5 Benefits of Predictive Analytics for the Insurance Industry

Artificial Intelligence helps insurance companies not only speed up tasks but also make better decisions. In fact, the use of AI in solutions like predictive analytics will open up new opportunities for innovation in the insurance industry and significantly transform the way the insurers assess risk.

In this post, we’ll find out what predictive analytics is and how it benefits the insurance industry.

What is predictive analytics?

Predictive analytics is the technology used to assimilate data into meaningful insights and actionable information. It investigates historical trends, creates risk assessment models based on the available data, and predicts the outcome of future events. All of this is done with the help of tools like machine learning and data analysis software, similar to that which can be found when you click now.

Simply put, predictive analytics tools in combination with platforms like Azure Databricks can collect data to better understand and predict the behavior of the insured. Insurance companies usually collect data from telematics, agent and customer interactions, and social media to manage their relationships, claims, and underwriting.

To get a competitive advantage, insurance providers leverage predictive analytics in multiple areas. The most common uses are listed below.

Identifying and preventing the risk of fraud

The Coalition of Insurance Fraud estimates that $80 billion is lost annually from fraudulent claims in the US alone. For insurers in the United States and Canada, fraud makes up an additional 5-10% of claims costs.

Predictive analytics can help insurance companies create a customer base with information that can be used to see if new policy buyers fall in a group of people who may potentially commit fraud. In fact, the insurer can feed the model with past data and then use it to classify new prospects and customers.

Insurers can use predictive modeling to identify and prevent potential fraud before it happens.
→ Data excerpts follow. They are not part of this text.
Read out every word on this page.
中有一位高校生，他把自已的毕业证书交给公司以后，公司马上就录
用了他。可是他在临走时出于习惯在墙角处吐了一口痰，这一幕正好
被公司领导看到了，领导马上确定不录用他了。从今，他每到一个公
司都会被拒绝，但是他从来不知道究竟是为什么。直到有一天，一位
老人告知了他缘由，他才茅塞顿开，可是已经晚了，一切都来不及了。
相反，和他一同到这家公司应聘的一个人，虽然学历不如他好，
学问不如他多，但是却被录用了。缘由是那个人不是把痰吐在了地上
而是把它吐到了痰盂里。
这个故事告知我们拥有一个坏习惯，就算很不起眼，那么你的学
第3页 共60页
When humans fail, predictive analytics can identify mismatches. Many insurers even turn to social media activity to monitor online activity of the insured for signs of fraudulent behavior.

Identifying the risk of customer cancellation

Predictive analytics in insurance is going to help specialists identify customers who are likely to cancel or lower coverage. Advanced data insights that will be available thanks to predictive analytics can help insurers identify clients who are unhappy with their coverage or carrier. Having this knowledge in hand will allow insurers to provide personalized customer experience and alleviate potential issues. Without the use of predictive analytics, insurers can miss these credible warning signs and lose valuable time.

Identifying potential markets

Predictive analytics can help insurers identify and target new potential markets. Collected data can reveal behavior patterns and common characteristics so that insurers know where to target their marketing efforts. When it comes to identifying potential markets, predictive modeling is a great tool to analyze data on social media, as these platforms have become increasingly important these days.

Building better customer service

Data gathered from social media platforms can also help you build better customer service provided by your company. About 60% of Americans say that they regularly interact with companies on social network sites and it made the process easier when it comes to obtaining answers and resolving issues.

Mostly, it happens thanks to big data that assists in the customer service process by automatically understanding the problem, for instance, of a caller and routing it to the respective department. This has become possible because of the preliminary details that the customer has to fill in. The analytical model attached to the policy’s database can better bridge the gap so that customers get what they need as quickly as possible.

Anticipating industry trends and customer needs

Insurance companies are always looking for ways to outpace their competitors, and there’s no better way to do that than by staying on top of the insurance sector’s trends. The focus of predictive analytics is on anticipating trends before they happen so that it will be possible to minimize risks for businesses. With the help of predictive analytics models and tools, organizations can use historical and real-time data to anticipate industry trends and customer behaviors.

Conclusion

These days more and more insurers use predictive analytics tools to gain actionable insights and forecast future events. It provides insurance companies a competitive advantage that saves time, resources, and money while helping insurers plan and act more effectively. Apart from gaining insights and helping in risk management, data analytics can also help understand if a person qualifies for insurance coverage. What does his social media activity look like? What are his hobbies? Has he lied in the application? All of this can be extracted through the proper use of data analytics tools.